‘‘Nem tudo o que é estatal é socialista. Nem tudo o que é socialista é estatal.’’
Friedrich Engels (1820-1895), filósofo alemão
Guaíba versus Davos
A globalização não é uma articulação de governos imperialistas nem maquinação de empresas oligopolistas. Ela não foi desejada por nenhum governo nem esperada por qualquer empresa.
Os governos perdem poder com ela - incluído o salão oval da Casa Branca de susto. O processo não consulta a natureza animal do ente governo, que não é de abrir mão de poder, de autoridade, de intervenção, de soberania. Que o diga a fuzarca dos capitais voláteis - que Charles de Gaulle, na crise cambial de 1967, chamou, simplesmente, de ‘‘os chacais da moeda’’.
A globalização igualmente atropela as grandes empresas sem fronteira e sem bandeira. Elas já se consideravam globais bem antes da globalização. De repente, tiveram de compartilhar os mercados entreabertos com competidores de todos os portes e tipos. E dentro de novas regras de gestão e de novas estratégias de mercado. Esses mastodontes da economia global obrigaram-se a realizar uma reengenharia corporativa de caráter até desumano - ou já teriam desaparecido.
Não desejada pelos governos nem esperada pelas empresas, a onda de choque da globalização nada mais é que um subproduto da explosão das tecnologias da informação desde meados dos anos 80.
Fenômeno ocorrido antes da inauguração de um moinho de vento ideológico chamado Consenso de Washington.
A própria palavra globalização apareceu pela primeira vez na mídia global por volta de 1987. Ela vale hoje para todos os idiomas, exceto o francês de José Bové. Em francês, a coisa leva crachá de mundialização, patenteada pelo indigesto Le Monde Diplomatique.
Domingo, eu me diverti com o debate on-line Davos versus Guaíba. Perdão: com a troca de ironias e de insultos via satélite entre magnatas do veterano Fórum Econômico Mundial de Davos e camaradas do estreante Fórum Social Mundial de Porto Alegre. Eu não entendi por que os segundos toparam o bate-boca justamente pela webcasting, aríete digital da globalização.

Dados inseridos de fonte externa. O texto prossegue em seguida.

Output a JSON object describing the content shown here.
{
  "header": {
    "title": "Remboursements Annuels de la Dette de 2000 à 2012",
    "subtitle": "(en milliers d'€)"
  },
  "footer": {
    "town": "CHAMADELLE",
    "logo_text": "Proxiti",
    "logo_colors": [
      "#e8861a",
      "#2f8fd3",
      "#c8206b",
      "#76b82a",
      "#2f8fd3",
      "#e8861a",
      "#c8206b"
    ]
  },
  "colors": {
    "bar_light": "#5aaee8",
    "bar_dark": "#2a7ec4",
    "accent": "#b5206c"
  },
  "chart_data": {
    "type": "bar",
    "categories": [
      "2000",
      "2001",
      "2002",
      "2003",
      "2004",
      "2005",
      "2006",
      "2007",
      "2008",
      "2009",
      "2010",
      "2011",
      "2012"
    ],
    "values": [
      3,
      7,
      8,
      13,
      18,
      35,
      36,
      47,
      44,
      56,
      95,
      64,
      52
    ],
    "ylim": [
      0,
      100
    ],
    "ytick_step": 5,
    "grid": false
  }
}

Davos versus Guaíba. Seis dias corridos de retórica pró-empresa versus seis dias corridos de dialética pró-Estado. No primeiro, o desafio de tripular os sucessos e os excessos da economia de mercado. No segundo, o constrangimento de rejuntar os cacos dos fracassos e dos fiascos da economia de comando. Com infiltração, em ambos os comícios, de lobistas do neoprotecionismo. Em Porto Alegre, sob liderança do protegido e subsidiado José Bové, próspero fabricante de queijo rockefort. Um acepipe que, até por não cheirar bem, não pode dar liga com o hambúrguer Big Mac, moeda global da The Economist.Secos & molhados
Estado máximo
- O neointervencionismo de Porto Alegre, que deu carona a um neocepalismo nostágico dos anos 60, desemboca na utopia do Estado Máximo. Cuja (re)construção tem a ver menos com a engenharia social e mais com a sociologia do poder pelo poder.
Estado mínimo
- O neoliberalismo de Davos insiste na catequese do Estado Mínimo, no rodapé de um mercado pactuado e auto-regulado. Um discurso que despreza as contradições naturais do capitalismo para brandir as contradições comprovadamente suicidas do socialismo.
Estado ótimo
- Davos e Porto Alegre ficaram nos devendo uma discussão técnica e honesta de um Estado ótimo. Que pode variar de nação para nação e de estágio para estágio de uma mesma nação. Um Estado arbitral, ‘‘governado’’ pela sociedade.
Duas pistas
- O melhor inventário da falência da economia de comando é o livro O Horror Político (Bertrand), do sociólogo francês Jacques Généreux. O melhor periscópio da nova economia de mercado é o livro A Riqueza do Futuro (Campus), de Stan Davis e Christopher Meyer.